Community Medicine, one of the core areas of undergraduate medical education is taught over three years from year one to pre final phase of MBBS. The subject strives to bridge the gap between clinical medicine and public health and creates an Indian Medical Graduate who can efficiently and confidently work as a primary care physician. The new curriculum rolled out by MCI has provided 187 outcomesin Community Medicine spread over 20 different topics. Of these competencies 107 are stand alone and 87 are integrated outcomes to be achieved with other subjects by aligning horizontally and vertically across the years. In order to achieve these learning outcomes a total of 217 hours of teaching and 10 weeks of clinical postings have been allotted across three years. Out of 217 teaching hours, 80 hours are earmarked for lectures, 117 hours for small group teaching sessions like tutorial/seminar/integrated teaching and 20 hours are dedicated for self-directed learning sessions. 

When we peep into MCI list of competencies in Community Medicine, we can realize that most of the competencies are set at the lower level of Blooms taxonomy by using the phrases like to describe, enumerate, define, list etc. Unless the subject level competencies are aligned with the overall programme outcomes and practical applications like health care at individual, family and community level, they are considered to be less effective. Thus, this curriculum should have considered incorporating higher level cognitive and skill-based competencies in the area of Community Medicine in order to bring out a ready to serve primary care physician. Looking at the topic specific competencies there is a lack of clarity with reference few outcomes. For example, competency no. CM 8.1 says, "describe and discuss the epidemiological and control measures including the use of essential laboratory tests at the primary care level for communicable diseases" but will not specify which all communicable diseases are to be included under this competency. Each Institution/ University may perceive this in its own way and teach their students leading to lack of uniformity across the colleges. This non uniformity may be since, MCI has listed only the competencies and allowed the institutions/universities to list their own SLOs. Few competencies look overlapping across different topics, which need a very close attention while framing the learning objectives.

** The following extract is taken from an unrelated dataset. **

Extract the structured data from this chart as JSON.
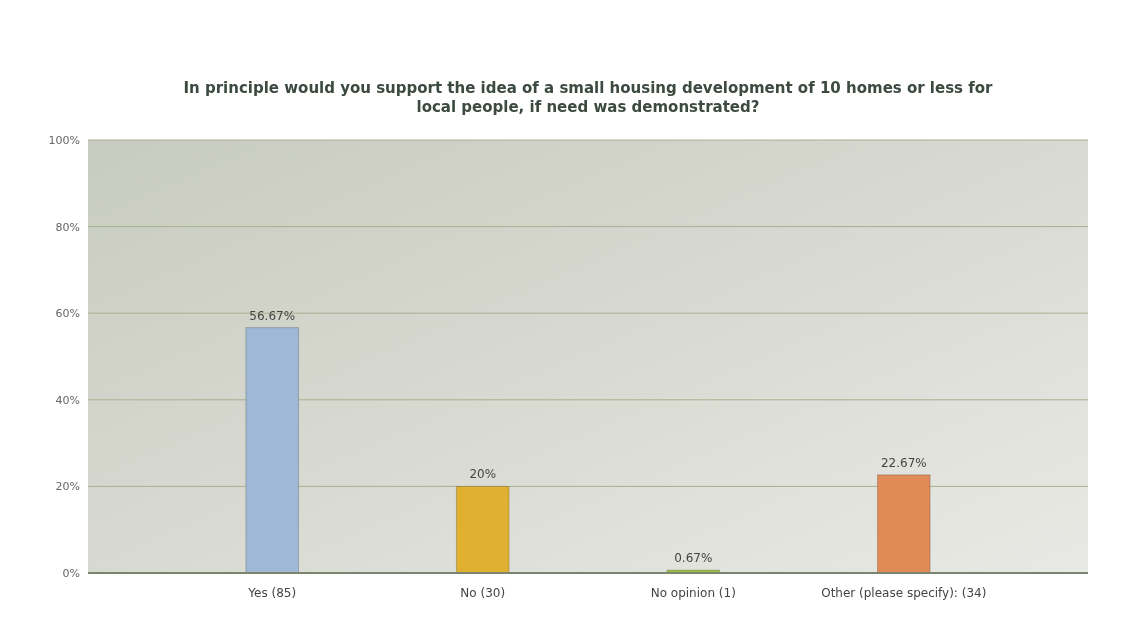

Coming to the acquisition of skills, there are no certifiable skills/competencies allotted to Community Medicine, even though there is a lot of scope to do so. The certifiable skills need not be restricted to the ones taught and assessed at the skills labs. Skills like counselling, anthropometry, preparation of Oral Rehydration Solution, health education at small groups, applying statistical measures/tests, use of computers in data interpretation could have been incorporated.

There is also a need to have a closer attention towards assessment part in the curriculum. GMER 2018 mentions that, there should be one internal assessment at the end of each term of MBBS in subjects which are taught for more than one academic year. As Community Medicine is taught across six terms, we need to conduct six internal assessment examinations. How much weightage must be given for assessment at each term of MBBS and which method of assessment must be adapted? time constraints associated with tests are another important set of questions which need serious attention. One ray of hope is that this curriculum document is a fluid one and will undergo changes over years based on the feedback and experiences shared by us to the medical council.

Now the time has come to go in a more collaborative way by intellectual contributions, mutual hand holding, sharing of best practices across the medical colleges in order to effectively implement of this curriculum. Designing uniform set of learning objectives, planning similar teaching-learning strategies, developing meaningful assessment methods across the medical schools through participatory learning is the more meaningful option ahead.